Navigating Olympic’s Beaches with a Tide Chart

Without a map and a tide chart you run the risk of literally walking into a dangerous situation that could be life threatening. Do you know how to read them?

Going to the Pacific coast bordering Olympic National Park’s western side requires two important things: a topographic map and a tide chart. Without these, you run the risk of literally walking into a dangerous situation that could be life threatening.

Blame it on the tides. At low tide, you can walk down Olympic’s beaches, safely rounding some of its headlands and exploring tidal pools. What you may not realize is that high tide can make some of these headlands impassable, such as at Point of Arches on Shi Shi Beach or Hole in the Wall on Rialto Beach. If you are unaware of when the tides are coming up or down, you could get trapped in between steep cliffs and the water, leaving you no escape. People have died in the park because of the tides.

Pick Up a Topographical Map and Tide Chart

At Olympic, sometimes there is only one low tide on a day, so it is extremely important that you understand how to read a tide chart and have a topographic map with you, as well. Don’t ever assume there will be two low tides in one day.
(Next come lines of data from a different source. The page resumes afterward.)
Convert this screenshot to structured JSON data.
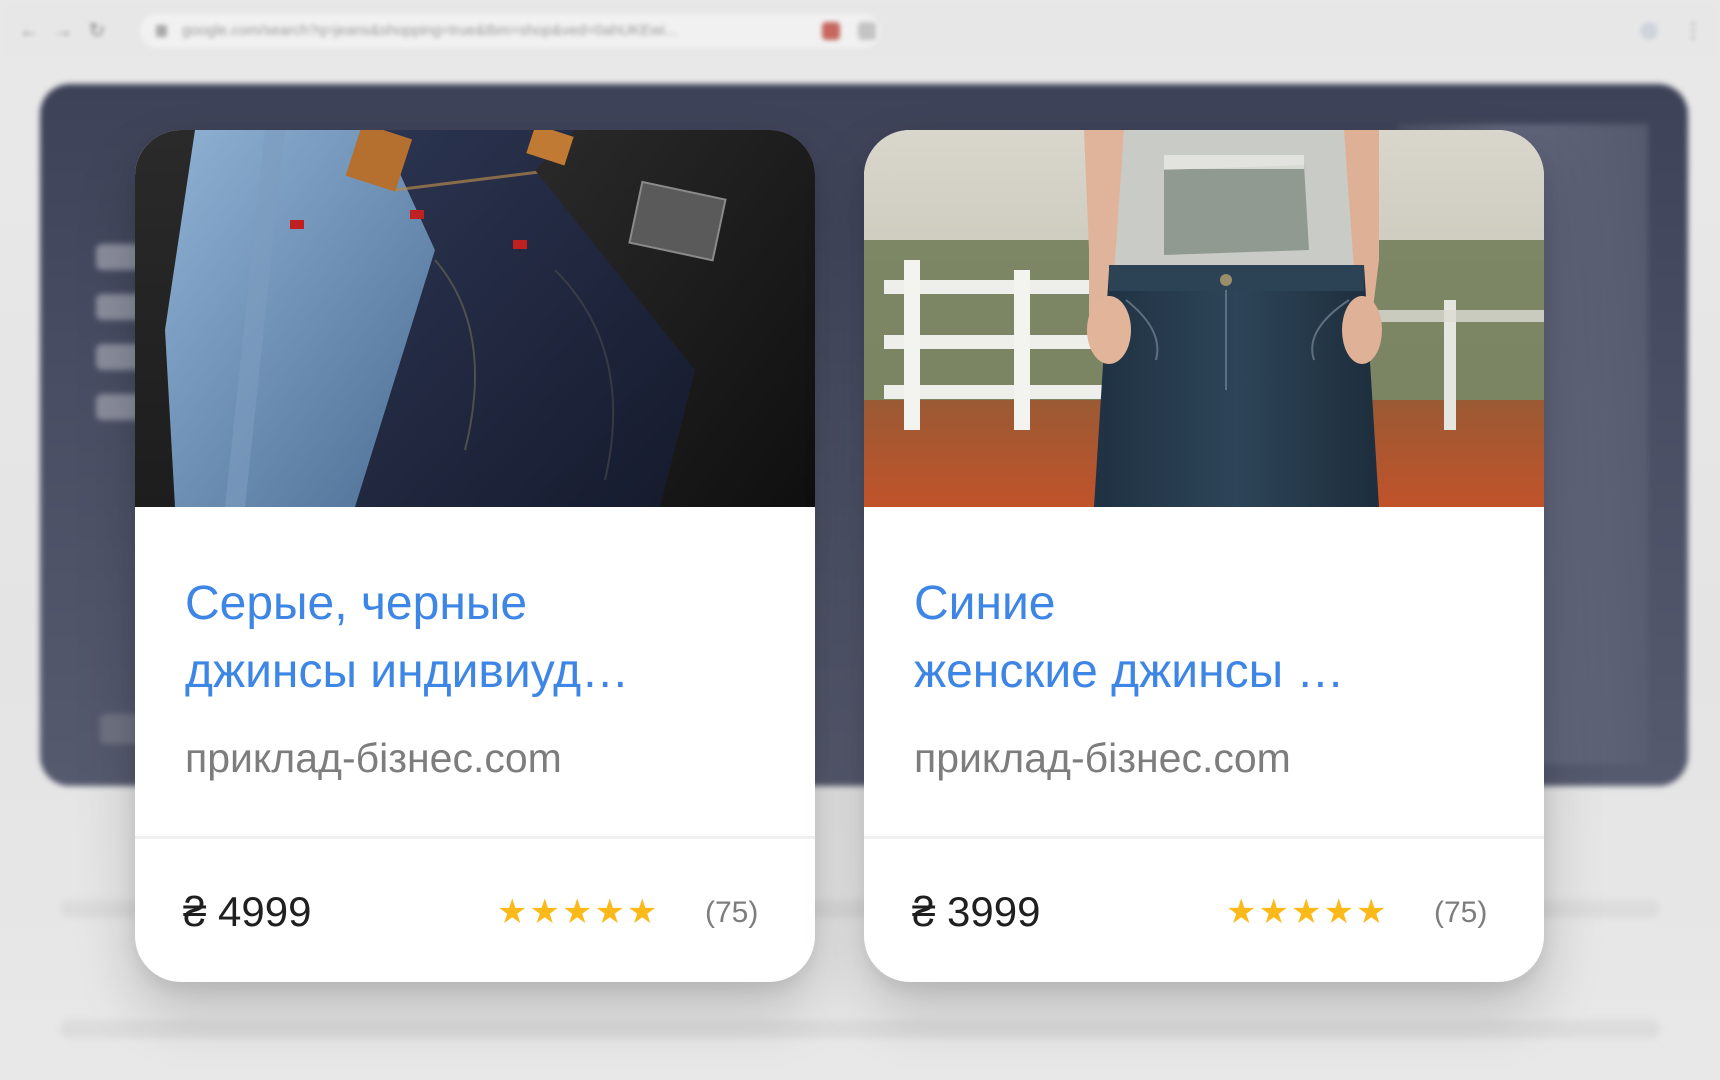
{
  "browser": {
    "url": "google.com/search?q=jeans&shopping=true&tbm=shop&ved=0ahUKEwi..."
  },
  "products": [
    {
      "title_line1": "Серые, черные",
      "title_line2": "джинсы индивиуд…",
      "domain": "приклад-бізнес.com",
      "price": "₴ 4999",
      "rating": 5,
      "reviews": "(75)",
      "image_icon": "folded-jeans-image"
    },
    {
      "title_line1": "Синие",
      "title_line2": "женские джинсы …",
      "domain": "приклад-бізнес.com",
      "price": "₴ 3999",
      "rating": 5,
      "reviews": "(75)",
      "image_icon": "woman-in-jeans-image"
    }
  ],
  "colors": {
    "title": "#3d86e6",
    "star": "#fbba1a",
    "domain": "#7d7d7d"
  }
}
And don’t assume tides will be the same every day because they are different. Stop by any Olympic National Park visitor center or coastal ranger station to get both a topographic map and tide chart. For advance planning, you can download a tide chart for La Push from the National Park Service website (www.nps.gov/olym/planyourvisit/tides-and-your-safety.htm), but note that conditions can change.

A topographic map will let you know what headlands become impassable at high tide, which ones should not be passed regardless of the tides and what areas to use caution when exploring the beaches of Olympic. One source for topographic maps is Discover Your Northwest at www.discovernw.org.

According to the Olympic National Park website, words on maps like ” ‘danger’ usually means that a headland cannot be rounded at any time by walking on the beach. ‘Caution’ usually suggests a low tide height below which it may be safe to round headlands.” On the general overview map of the national park, an X means impassable headland; ALWAYS use overland trail and a red circle means to wait for low tide or use overland trail if available.

Tide warnings on the general overview map of Olympic National Park
Tide warnings on the general overview map of Olympic National Park (Photo: National Park Service)

On a tide chart, you can learn several critical things. First, you can see how high and low the tides will be, as well as at what time they will rise and fall. You also can see when the full moon is (the white colored moon) and the new moon (black-colored moon).

How to Read a Tide Chart

When you pick up your tide chart, you’ll notice there are a lot of numbers on it. Don’t be intimidated. Instead, start to look for specific things.

Example tide chart
Example tide chartNPS

1. Verify your chart is for the correct week and year

At the top of your chart, you will see the date and year that the chart is covering. Never use a tide chart from a different year or week than you plan on visiting Olympic National Park. Tides change based on where the moon is in relation to the Earth. This means that each day the tides will roll in and out at different times and at different heights. Make sure you have the right chart for your visit to the park.

2. Know what chart datum is

To read a tide chart, you should know what chart datum is. Chart datum is the average low water mark. If you downloaded your chart from the Olympic National Park website, you can find chart datum because it is the horizontal line that is labeled “0.” The height of a high tide is based on how how many feet above the chart datum the tide will be at its highest point.

Likewise, the height of a low tide is based on how far it falls below or close to the chart datum. When the low tide falls below the chart datum, you often will see the low tide height preceded by a negative sign like -1.3 feet. But there are times when low tide is still above the chart datum. In these cases, you won’t see a negative sign before the number, but you will see it is a low number like 1.4 feet as opposed to high tide that may be at 7.2 feet at its peak.

3. Locate the time

Each high and low tide will correspond to a specific time. Your chart may list an “a” next to the time for “a.m.” or “p” for “p.m. Or it could use military time, which utilizes a 24-hour clock rather than a day split in two by two groups of 12. If your chart is operating on military time, 13:00 is equivalent to 1 p.m., 14:00 is equivalent to 2 p.m. and so on until you reach 24:00, which is midnight.

4. Be aware of weather

If there are strong winds or a storm is under way or on its way, the tides will change more rapidly than your chart will indicate. This means you must be really aware of weather conditions along the coast in addition to following your chart.

Olympic National Park officials recommend rounding headlands on the coast within one to two hours before low tide. Trying to pass a headland as the tide is coming up can be extremely dangerous, especially if it is windy out or a storm is coming in.

Talk to an Olympic National Park ranger

Even if you have a tide chart and topographic map, it’s hard to visit a place and know all the hazards, safety tips and highlights. Check in with an Olympic National Park visitor center or coastal ranger station to get a weather and conditions update before you hike on the coast. You also can verify with a ranger that you are reading your chart correctly and are aware of all the potential hazards.